In the context of liquidity risk management, corporate treasury, and/or ALCO typically serve as the first line and establish the firm's liquidity risk appetite with input and approval from the CRO and the independent risk oversight function. The CRO's independent risk oversight team provides the second-line defense, informing the setting of liquidity risk appetite and monitoring the institution's risk profile with a holistic view across different types of risk (e.g., credit, market, operational, liquidity) under changing market conditions. The third-line function, carried out by internal audit, is responsible for providing an independent, periodic assessment of the firm's internal control systems, including risk management, to the board.

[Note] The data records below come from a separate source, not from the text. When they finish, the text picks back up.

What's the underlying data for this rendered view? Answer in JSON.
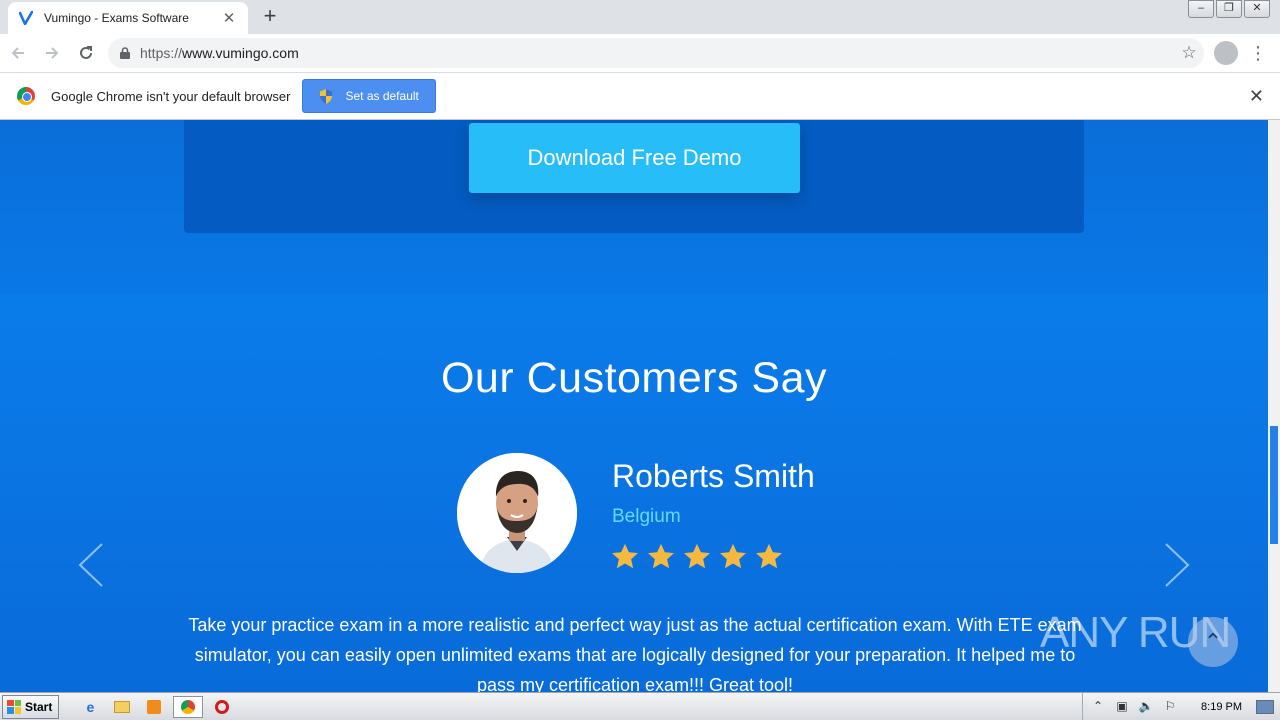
{
  "browser": {
    "tab_title": "Vumingo - Exams Software",
    "url_scheme": "https://",
    "url_host": "www.vumingo.com"
  },
  "infobar": {
    "message": "Google Chrome isn't your default browser",
    "button_label": "Set as default"
  },
  "page": {
    "demo_button_label": "Download Free Demo",
    "section_title": "Our Customers Say",
    "testimonial": {
      "name": "Roberts Smith",
      "country": "Belgium",
      "rating": 5,
      "rating_max": 5,
      "quote": "Take your practice exam in a more realistic and perfect way just as the actual certification exam. With ETE exam simulator, you can easily open unlimited exams that are logically designed for your preparation. It helped me to pass my certification exam!!! Great tool!"
    },
    "watermark": "ANY RUN"
  },
  "colors": {
    "page_blue": "#0a79e4",
    "demo_box": "#045cc2",
    "demo_button": "#27bdf9",
    "country_text": "#66d9ff",
    "star": "#f5b942"
  },
  "taskbar": {
    "start_label": "Start",
    "clock": "8:19 PM"
  }
}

While the corporate treasury function and ALCO bring both a business orientation and a risk management mind-set to their respective roles, it is important for an institution that follows an organization model comprising three lines of defense to empower its second-line risk managers to perform their own independent liquidity risk monitoring, review the assumptions and processes for decision making used by the first line, and challenge those views held by the first line that may prove vulnerable under evolving market conditions and thereby subject the firm to unintended risks. It is critical that institutions overcome legacy organizational silos to ensure that each line of defense effectively carries out its respective role with appropriate oversight and also achieves effective coordination and communication across the organization. A key ingredient to ensuring the effectiveness of second-line oversight is investing in the appropriate staff resources and training on new developments on supervisory guidance and industry practices to ensure continuous and well-informed effective challenge rather than periodic “check the box” reviews.

Overall Risk Culture

Lead and Inspire by having the Right Tone at the Top

Effective risk management increasingly depends on the corporate culture to motivate, promote, and support prudent risk taking along with appropriate risk management policies and procedures. While risk policies and procedures might be in place, organizational leaders who do not lead by example jeopardize gaining the buy-in and confidence from their teams.

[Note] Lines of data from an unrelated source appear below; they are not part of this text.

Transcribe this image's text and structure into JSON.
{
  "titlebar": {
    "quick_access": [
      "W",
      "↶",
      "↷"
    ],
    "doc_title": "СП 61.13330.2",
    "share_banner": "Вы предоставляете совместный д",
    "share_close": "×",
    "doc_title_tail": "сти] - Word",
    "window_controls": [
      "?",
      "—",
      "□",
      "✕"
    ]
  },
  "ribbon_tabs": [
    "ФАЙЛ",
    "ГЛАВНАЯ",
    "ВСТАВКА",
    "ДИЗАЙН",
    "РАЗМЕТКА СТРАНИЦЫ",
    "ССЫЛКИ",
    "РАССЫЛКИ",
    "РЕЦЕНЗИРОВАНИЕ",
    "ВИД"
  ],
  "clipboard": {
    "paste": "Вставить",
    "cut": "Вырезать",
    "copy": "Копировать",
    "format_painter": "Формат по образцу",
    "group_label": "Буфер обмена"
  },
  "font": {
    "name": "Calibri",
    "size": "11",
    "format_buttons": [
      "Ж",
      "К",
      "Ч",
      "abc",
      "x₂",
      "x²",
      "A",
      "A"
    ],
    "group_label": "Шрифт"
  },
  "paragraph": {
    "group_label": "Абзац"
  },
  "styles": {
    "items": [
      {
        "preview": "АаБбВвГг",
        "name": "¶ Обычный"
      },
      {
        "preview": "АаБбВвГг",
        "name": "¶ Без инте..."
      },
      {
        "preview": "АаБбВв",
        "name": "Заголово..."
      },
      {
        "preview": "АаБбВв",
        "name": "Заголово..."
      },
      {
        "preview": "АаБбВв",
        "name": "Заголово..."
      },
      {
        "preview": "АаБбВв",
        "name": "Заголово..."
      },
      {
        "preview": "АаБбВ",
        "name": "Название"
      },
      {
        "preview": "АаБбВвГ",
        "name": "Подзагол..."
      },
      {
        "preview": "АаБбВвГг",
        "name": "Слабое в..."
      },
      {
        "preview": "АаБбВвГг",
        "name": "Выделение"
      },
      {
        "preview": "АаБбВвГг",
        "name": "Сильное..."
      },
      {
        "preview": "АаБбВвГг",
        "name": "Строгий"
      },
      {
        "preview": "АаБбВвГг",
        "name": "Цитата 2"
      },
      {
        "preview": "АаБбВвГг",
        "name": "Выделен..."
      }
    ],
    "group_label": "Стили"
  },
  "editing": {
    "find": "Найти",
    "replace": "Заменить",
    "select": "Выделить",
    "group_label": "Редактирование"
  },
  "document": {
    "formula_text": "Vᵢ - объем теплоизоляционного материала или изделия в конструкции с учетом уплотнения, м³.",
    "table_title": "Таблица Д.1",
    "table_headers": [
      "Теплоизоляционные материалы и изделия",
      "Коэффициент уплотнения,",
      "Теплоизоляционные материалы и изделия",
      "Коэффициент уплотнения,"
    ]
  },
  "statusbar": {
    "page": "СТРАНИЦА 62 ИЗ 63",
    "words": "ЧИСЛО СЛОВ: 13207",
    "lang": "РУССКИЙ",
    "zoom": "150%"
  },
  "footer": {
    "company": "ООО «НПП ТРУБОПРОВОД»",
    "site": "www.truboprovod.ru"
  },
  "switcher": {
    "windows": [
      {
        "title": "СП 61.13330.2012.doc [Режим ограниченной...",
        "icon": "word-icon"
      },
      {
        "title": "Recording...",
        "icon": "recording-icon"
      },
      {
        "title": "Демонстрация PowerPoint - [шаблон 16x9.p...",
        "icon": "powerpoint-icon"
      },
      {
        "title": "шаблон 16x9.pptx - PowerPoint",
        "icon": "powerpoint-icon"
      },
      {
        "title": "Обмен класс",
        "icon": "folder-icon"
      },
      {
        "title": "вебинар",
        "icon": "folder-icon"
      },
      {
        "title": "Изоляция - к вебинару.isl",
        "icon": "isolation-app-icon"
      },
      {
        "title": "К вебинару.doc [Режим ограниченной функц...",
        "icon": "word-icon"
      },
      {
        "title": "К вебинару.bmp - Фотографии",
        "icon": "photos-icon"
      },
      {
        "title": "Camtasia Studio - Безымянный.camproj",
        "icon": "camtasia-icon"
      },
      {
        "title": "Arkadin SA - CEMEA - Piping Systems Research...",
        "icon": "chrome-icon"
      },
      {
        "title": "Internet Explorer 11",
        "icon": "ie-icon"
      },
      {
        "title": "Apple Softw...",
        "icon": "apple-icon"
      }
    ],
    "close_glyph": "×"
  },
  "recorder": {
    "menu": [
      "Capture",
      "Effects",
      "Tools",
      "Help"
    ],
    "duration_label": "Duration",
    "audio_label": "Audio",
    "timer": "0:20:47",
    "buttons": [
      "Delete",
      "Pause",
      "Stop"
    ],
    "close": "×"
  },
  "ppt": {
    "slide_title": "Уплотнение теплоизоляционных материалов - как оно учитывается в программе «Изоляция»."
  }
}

In setting and reinforcing the institution's risk culture, leaders must instill the risk management mind-set into employees. Leading institutions use rewards and consequences to demonstrate that risk management is everyone's responsibility. These firms maintain a rigorous recruiting process that embeds desired risk culture characteristics into hiring requirements and puts mechanisms in place to encourage escalation, rapid response, investigation, and attention by all employees. In instances where risk management raises concerns and objections to the actions or exposures taken by the business, executive management will need to review the relevant information and make decisions in accordance with the institution's risk strategy and appetite.

See the Independent Risk Function as a True Advisor and Partner to the Business

Risks can be more effectively managed when they are controlled at the point of initiation – typically, by the business unit. Despite an increase in board-level support driven by a heightened regulatory environment, there remain additional opportunities for collaboration between the corporate risk and front office functions. Incentives, objectives, and level of influence are often mismatched, straining the corporate risk and front office relationship and making collaboration and actual risk management more challenging.

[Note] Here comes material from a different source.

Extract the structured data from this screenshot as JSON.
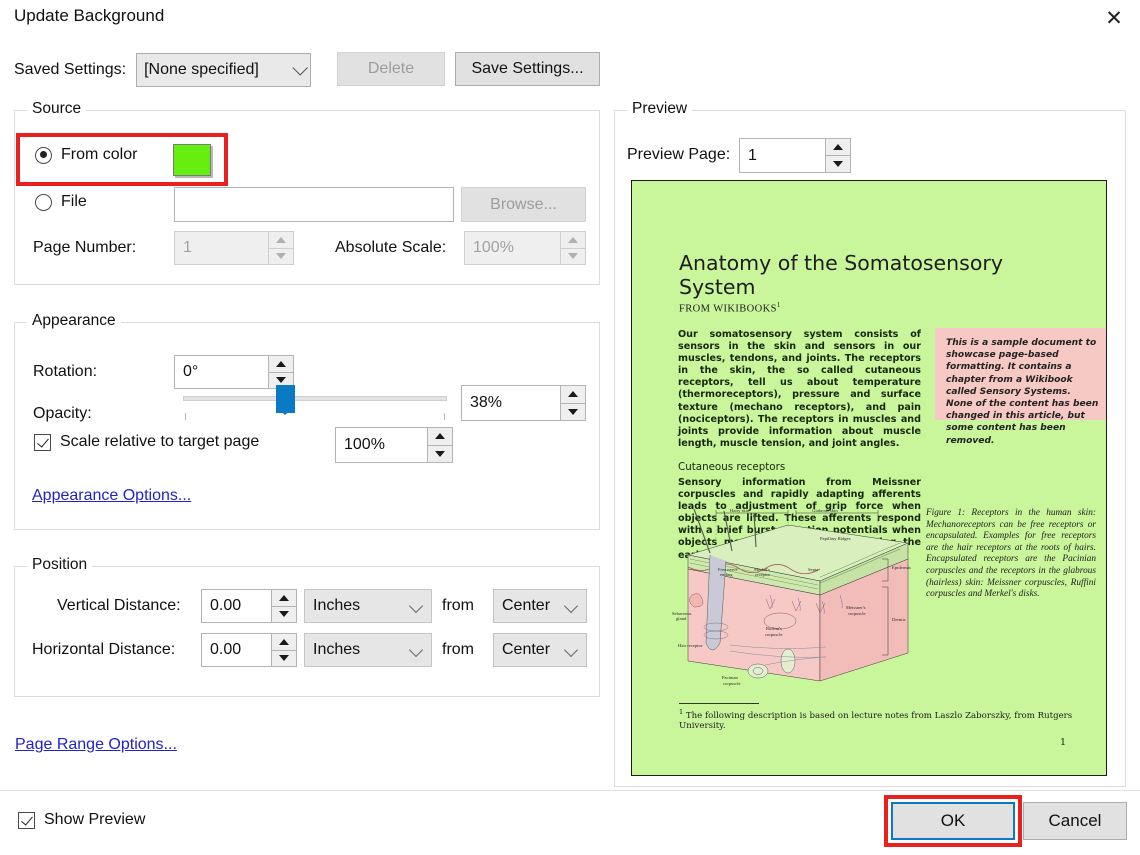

At leading institutions, there has been a fundamental shift in the firm's overall risk culture, with independent risk groups moving toward acting as risk advisors and business partners. Such institutions have strong risk cultures and improved collaboration in the organization by ensuring the risk management function has a seat and voice at the table. In this respect, institutions have implemented organizational and communication changes that support stronger partnership and collaboration between the independent risk function and business units by defining how risk groups are involved in key business decisions up front, and assigning key risk-related business decisions to those groups and individuals best equipped for execution.